Most people’s garages, attics and storage lockers tend to comprise uninteresting heaps of old clothes, books, and barely-used fitness equipment. ’70s rock icon Alice Cooper is not most people. While going through one of his own storage lockers recently, Cooper discovered a long lost silkscreen print rolled up in a tube that had been created by none other than Andy Warhol. The piece, named Little Electric Chair, had never been stretched out onto a canvas and had sat forgotten next to a collection of props from the singer’s earliest stage shows for nearly 40 years.
“Andy was kind of a groupie, and so was Alice,” the singer’s manager Shep Gordon told The Guardian. They loved famous people. So they started a relationship, and they loved to hang out.” At some point, Cooper’s then-girlfriend Cindy Lang asked for $2,500 to purchase the print, which was based on photo taken of the execution chamber at Sing Sing prison in 1953, and bared a strong resemblance to a prop electric chair Alice used in his act.
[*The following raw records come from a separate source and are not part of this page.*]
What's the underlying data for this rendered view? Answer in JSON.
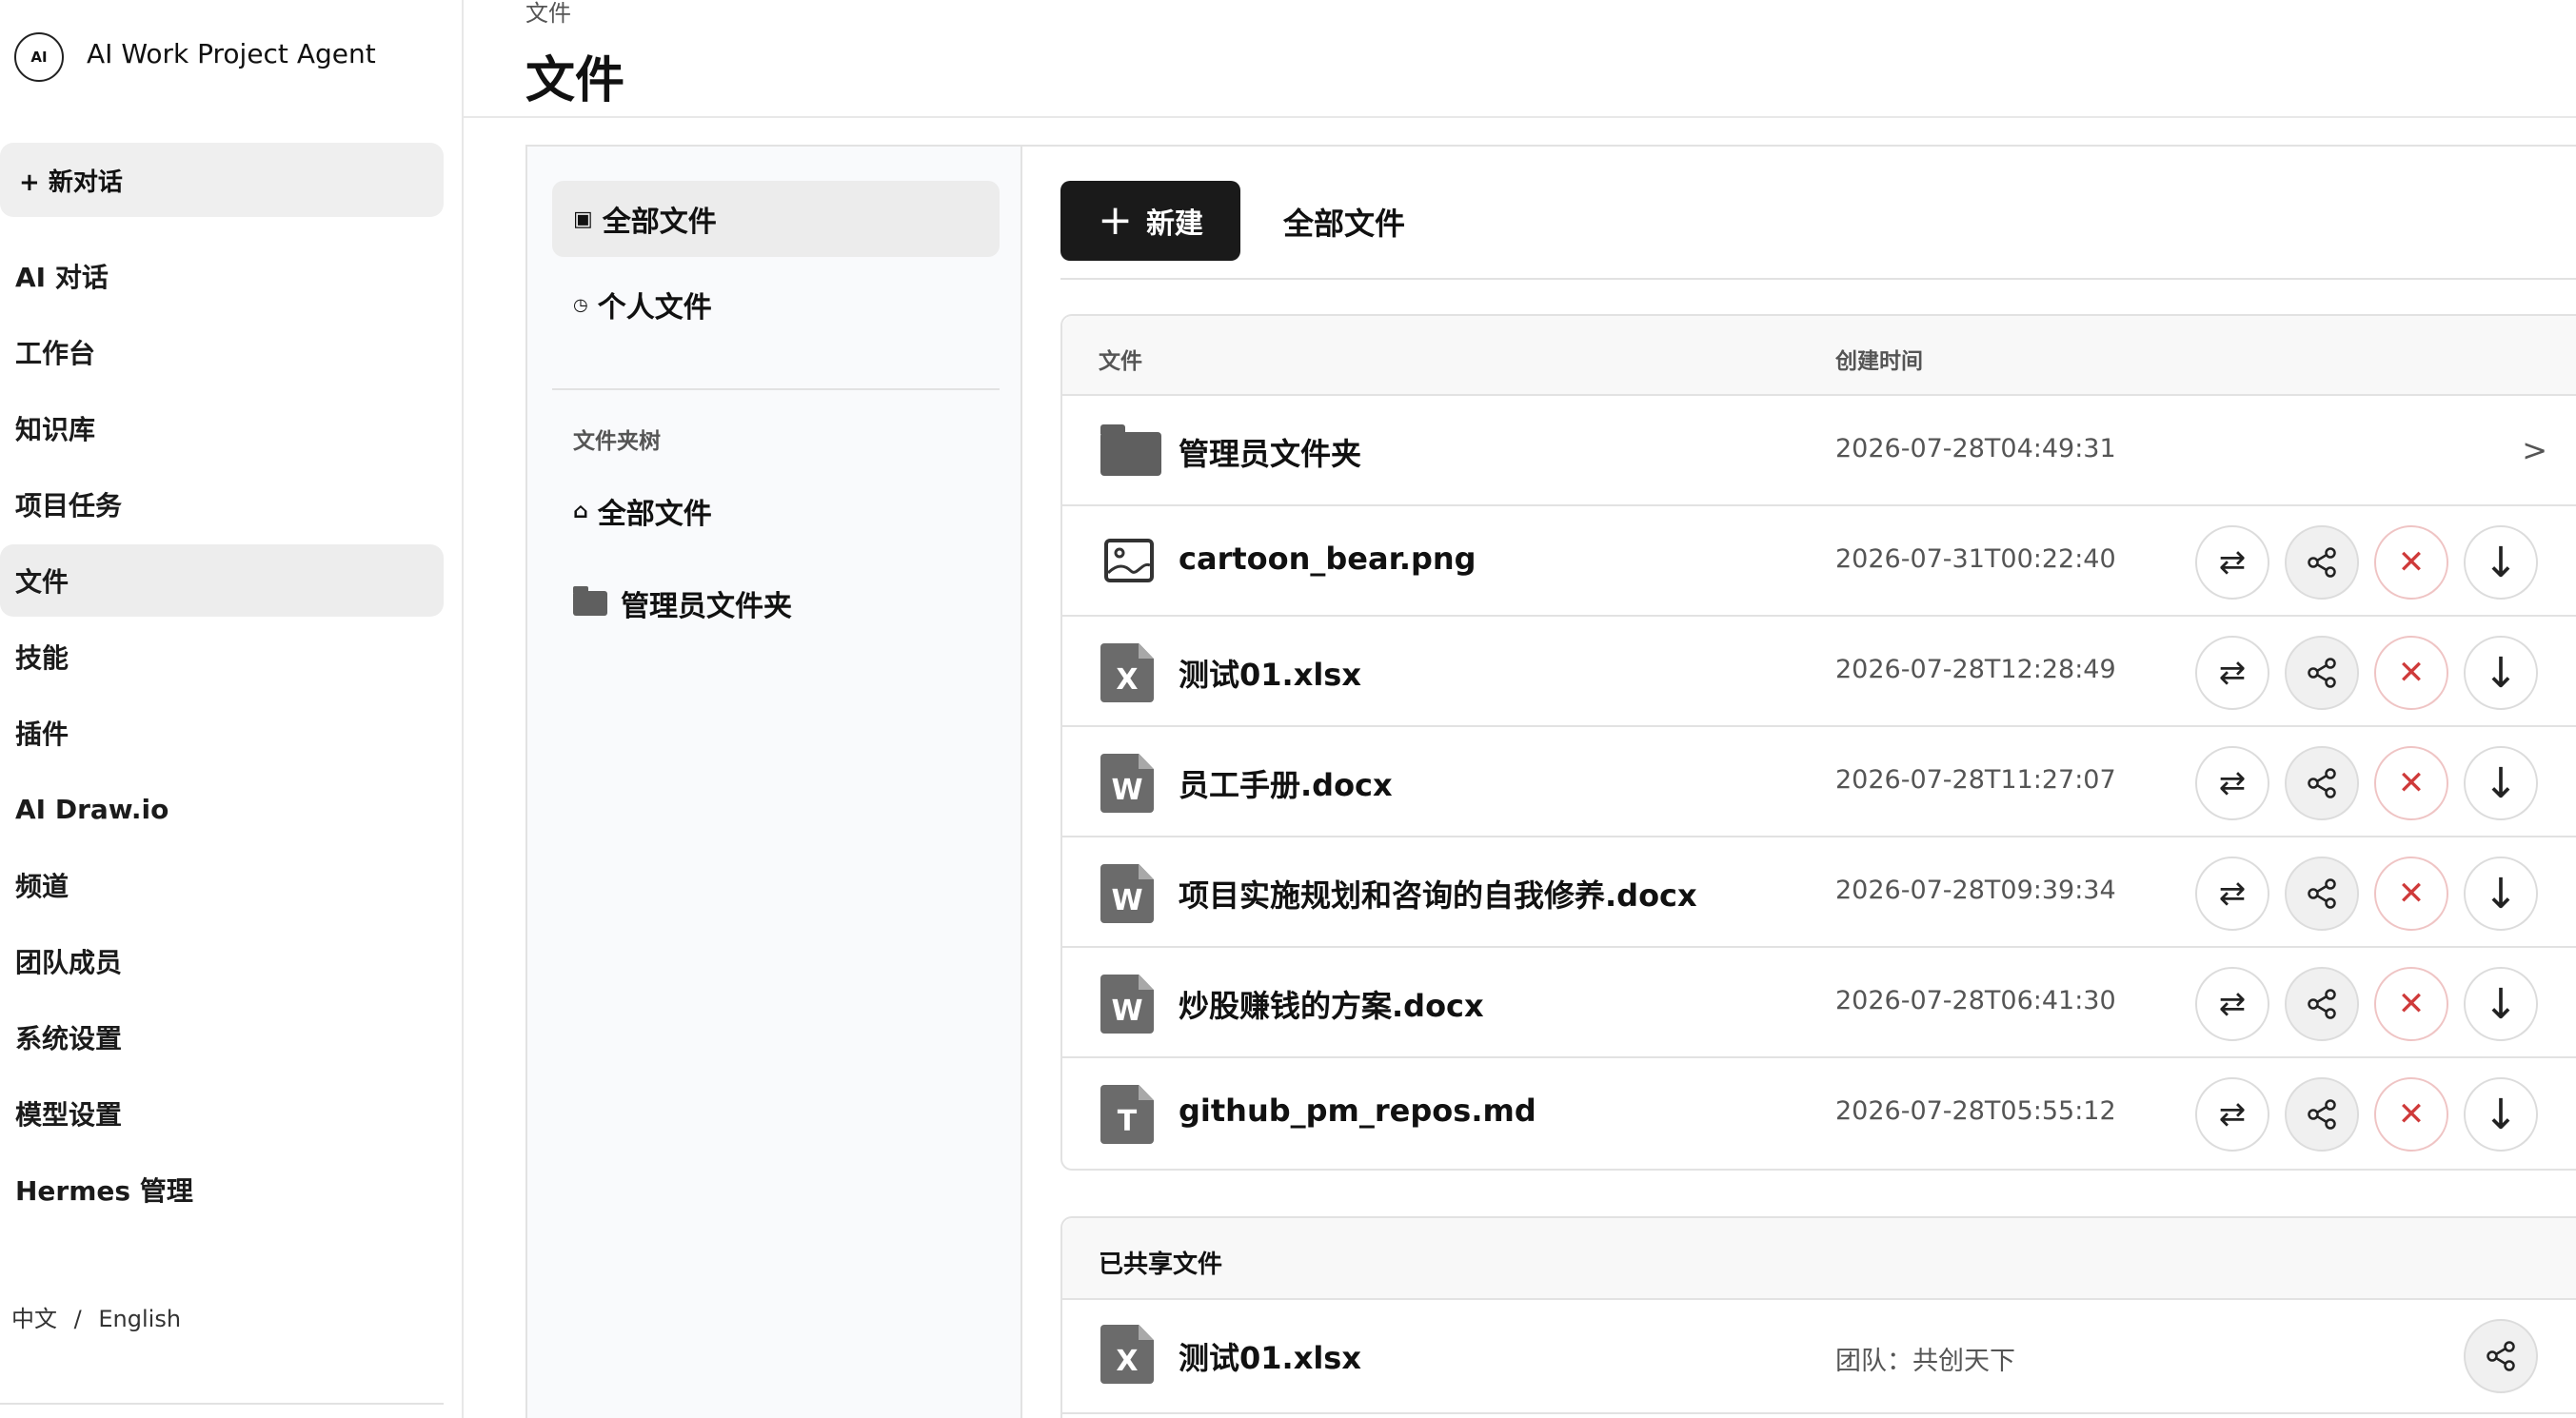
{
  "app": {
    "logo": "AI",
    "name": "AI Work Project Agent"
  },
  "sidebar": {
    "new_chat": "+ 新对话",
    "items": [
      {
        "label": "AI 对话"
      },
      {
        "label": "工作台"
      },
      {
        "label": "知识库"
      },
      {
        "label": "项目任务"
      },
      {
        "label": "文件",
        "active": true
      },
      {
        "label": "技能"
      },
      {
        "label": "插件"
      },
      {
        "label": "AI Draw.io"
      },
      {
        "label": "频道"
      },
      {
        "label": "团队成员"
      },
      {
        "label": "系统设置"
      },
      {
        "label": "模型设置"
      },
      {
        "label": "Hermes 管理"
      }
    ],
    "lang": {
      "zh": "中文",
      "sep": "/",
      "en": "English"
    }
  },
  "header": {
    "breadcrumb": "文件",
    "title": "文件"
  },
  "tree": {
    "items": [
      {
        "icon": "▣",
        "label": "全部文件",
        "active": true
      },
      {
        "icon": "◷",
        "label": "个人文件"
      }
    ],
    "section_label": "文件夹树",
    "folders": [
      {
        "icon": "⌂",
        "label": "全部文件"
      },
      {
        "label": "管理员文件夹"
      }
    ]
  },
  "toolbar": {
    "new_label": "新建",
    "new_icon": "+",
    "filter_label": "全部文件"
  },
  "table": {
    "columns": {
      "name": "文件",
      "created": "创建时间"
    },
    "rows": [
      {
        "type": "folder",
        "name": "管理员文件夹",
        "created": "2026-07-28T04:49:31",
        "chevron": ">"
      },
      {
        "type": "image",
        "name": "cartoon_bear.png",
        "created": "2026-07-31T00:22:40"
      },
      {
        "type": "xlsx",
        "letter": "X",
        "name": "测试01.xlsx",
        "created": "2026-07-28T12:28:49"
      },
      {
        "type": "docx",
        "letter": "W",
        "name": "员工手册.docx",
        "created": "2026-07-28T11:27:07"
      },
      {
        "type": "docx",
        "letter": "W",
        "name": "项目实施规划和咨询的自我修养.docx",
        "created": "2026-07-28T09:39:34"
      },
      {
        "type": "docx",
        "letter": "W",
        "name": "炒股赚钱的方案.docx",
        "created": "2026-07-28T06:41:30"
      },
      {
        "type": "md",
        "letter": "T",
        "name": "github_pm_repos.md",
        "created": "2026-07-28T05:55:12"
      }
    ],
    "actions": {
      "move": "⇄",
      "share": "share-icon",
      "delete": "✕",
      "download": "↓"
    }
  },
  "shared": {
    "title": "已共享文件",
    "rows": [
      {
        "type": "xlsx",
        "letter": "X",
        "name": "测试01.xlsx",
        "team": "团队：共创天下"
      }
    ]
  },
  "colors": {
    "primary": "#1a1a1a",
    "danger": "#cf3a3a",
    "icon_gray": "#6b6b6b"
  }
}
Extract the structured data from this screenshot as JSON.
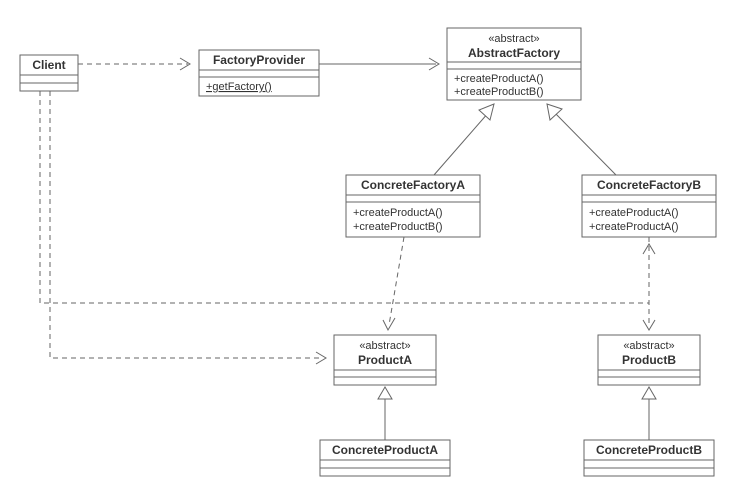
{
  "diagram": {
    "type": "uml-class",
    "pattern": "Abstract Factory"
  },
  "classes": {
    "client": {
      "name": "Client"
    },
    "factoryProvider": {
      "name": "FactoryProvider",
      "methods": [
        "+getFactory()"
      ],
      "static_methods": [
        true
      ]
    },
    "abstractFactory": {
      "stereotype": "«abstract»",
      "name": "AbstractFactory",
      "methods": [
        "+createProductA()",
        "+createProductB()"
      ]
    },
    "concreteFactoryA": {
      "name": "ConcreteFactoryA",
      "methods": [
        "+createProductA()",
        "+createProductB()"
      ]
    },
    "concreteFactoryB": {
      "name": "ConcreteFactoryB",
      "methods": [
        "+createProductA()",
        "+createProductA()"
      ]
    },
    "productA": {
      "stereotype": "«abstract»",
      "name": "ProductA"
    },
    "productB": {
      "stereotype": "«abstract»",
      "name": "ProductB"
    },
    "concreteProductA": {
      "name": "ConcreteProductA"
    },
    "concreteProductB": {
      "name": "ConcreteProductB"
    }
  },
  "relationships": [
    {
      "from": "Client",
      "to": "FactoryProvider",
      "type": "dependency"
    },
    {
      "from": "FactoryProvider",
      "to": "AbstractFactory",
      "type": "association"
    },
    {
      "from": "ConcreteFactoryA",
      "to": "AbstractFactory",
      "type": "generalization"
    },
    {
      "from": "ConcreteFactoryB",
      "to": "AbstractFactory",
      "type": "generalization"
    },
    {
      "from": "Client",
      "to": "AbstractFactory",
      "type": "dependency"
    },
    {
      "from": "Client",
      "to": "ProductA",
      "type": "dependency"
    },
    {
      "from": "ConcreteFactoryA",
      "to": "ProductA",
      "type": "dependency"
    },
    {
      "from": "ConcreteFactoryB",
      "to": "ProductB",
      "type": "dependency"
    },
    {
      "from": "ConcreteProductA",
      "to": "ProductA",
      "type": "generalization"
    },
    {
      "from": "ConcreteProductB",
      "to": "ProductB",
      "type": "generalization"
    }
  ]
}
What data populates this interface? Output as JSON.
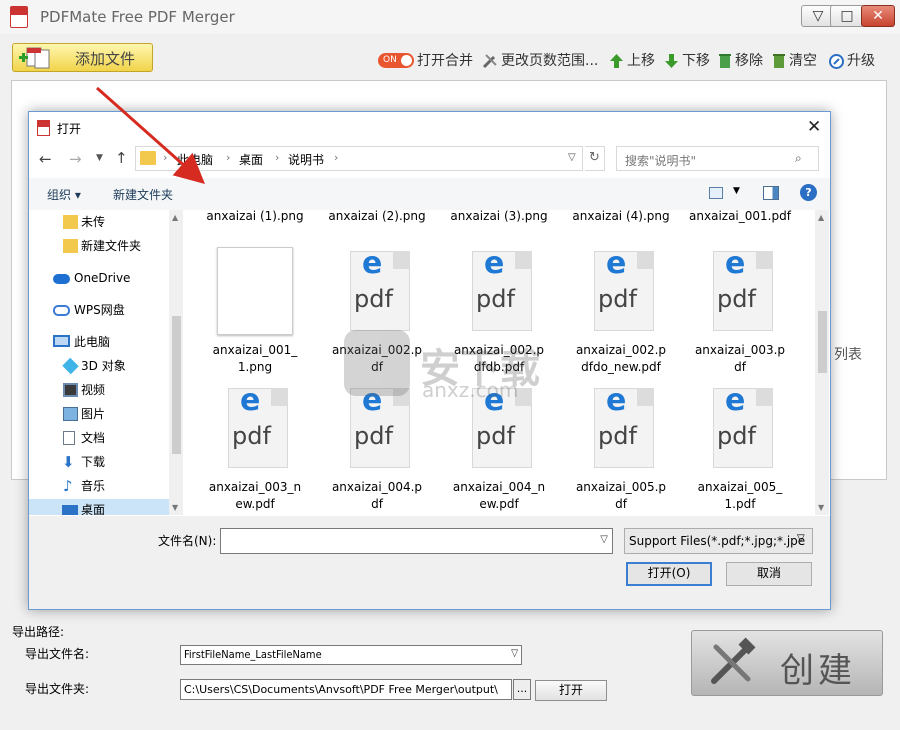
{
  "app": {
    "title": "PDFMate Free PDF Merger",
    "min": "▽",
    "max": "□",
    "close": "✕"
  },
  "toolbar": {
    "add_file": "添加文件",
    "toggle_on": "ON",
    "open_merge": "打开合并",
    "page_range": "更改页数范围...",
    "move_up": "上移",
    "move_down": "下移",
    "remove": "移除",
    "clear": "清空",
    "upgrade": "升级"
  },
  "list": {
    "label": "列表"
  },
  "export": {
    "path_label": "导出路径:",
    "name_label": "导出文件名:",
    "name_value": "FirstFileName_LastFileName",
    "folder_label": "导出文件夹:",
    "folder_value": "C:\\Users\\CS\\Documents\\Anvsoft\\PDF Free Merger\\output\\",
    "browse": "...",
    "open": "打开"
  },
  "create": {
    "label": "创建"
  },
  "dialog": {
    "title": "打开",
    "breadcrumb": [
      "此电脑",
      "桌面",
      "说明书"
    ],
    "search_placeholder": "搜索\"说明书\"",
    "organize": "组织 ▾",
    "new_folder": "新建文件夹",
    "nav": [
      "未传",
      "新建文件夹",
      "OneDrive",
      "WPS网盘",
      "此电脑",
      "3D 对象",
      "视频",
      "图片",
      "文档",
      "下载",
      "音乐",
      "桌面"
    ],
    "files_row0": [
      "anxaizai (1).png",
      "anxaizai (2).png",
      "anxaizai (3).png",
      "anxaizai (4).png",
      "anxaizai_001.pdf"
    ],
    "files_row1": [
      "anxaizai_001_1.png",
      "anxaizai_002.pdf",
      "anxaizai_002.pdfdb.pdf",
      "anxaizai_002.pdfdo_new.pdf",
      "anxaizai_003.pdf"
    ],
    "files_row2": [
      "anxaizai_003_new.pdf",
      "anxaizai_004.pdf",
      "anxaizai_004_new.pdf",
      "anxaizai_005.pdf",
      "anxaizai_005_1.pdf"
    ],
    "pdf_icon_letter": "e",
    "pdf_icon_text": "pdf",
    "filename_label": "文件名(N):",
    "filename_value": "",
    "filter": "Support Files(*.pdf;*.jpg;*.jpe",
    "open_btn": "打开(O)",
    "cancel_btn": "取消",
    "close": "✕"
  },
  "watermark": {
    "text": "安下载",
    "sub": "anxz.com"
  },
  "colors": {
    "accent": "#2b6fc4",
    "arrow": "#d62b20",
    "toggle": "#e8552e"
  }
}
“At the time Alice is making two albums a year and touring the rest of the time,” Gordon said. “It was a rock’n’roll time, none of us thought about anything. He ends up going into an insane asylum for his drinking and then leaves New York for LA.” Years later, Gordon had a conversation with an art dealer who mentioned that the print could be worth some significant money. “Alice’s mother remembered it going into storage,” he said. “So we went and found it rolled up in a tube.”
Cooper’s find could prove to be a significant financial windfall. The last print of Little Electric Chair, a version done in green, went up for auction in 2015, where it fetched a jaw-dropping $11.6 million. Given the provenance of this piece, Cooper could be in for a significant payday if he decides to part with his copy.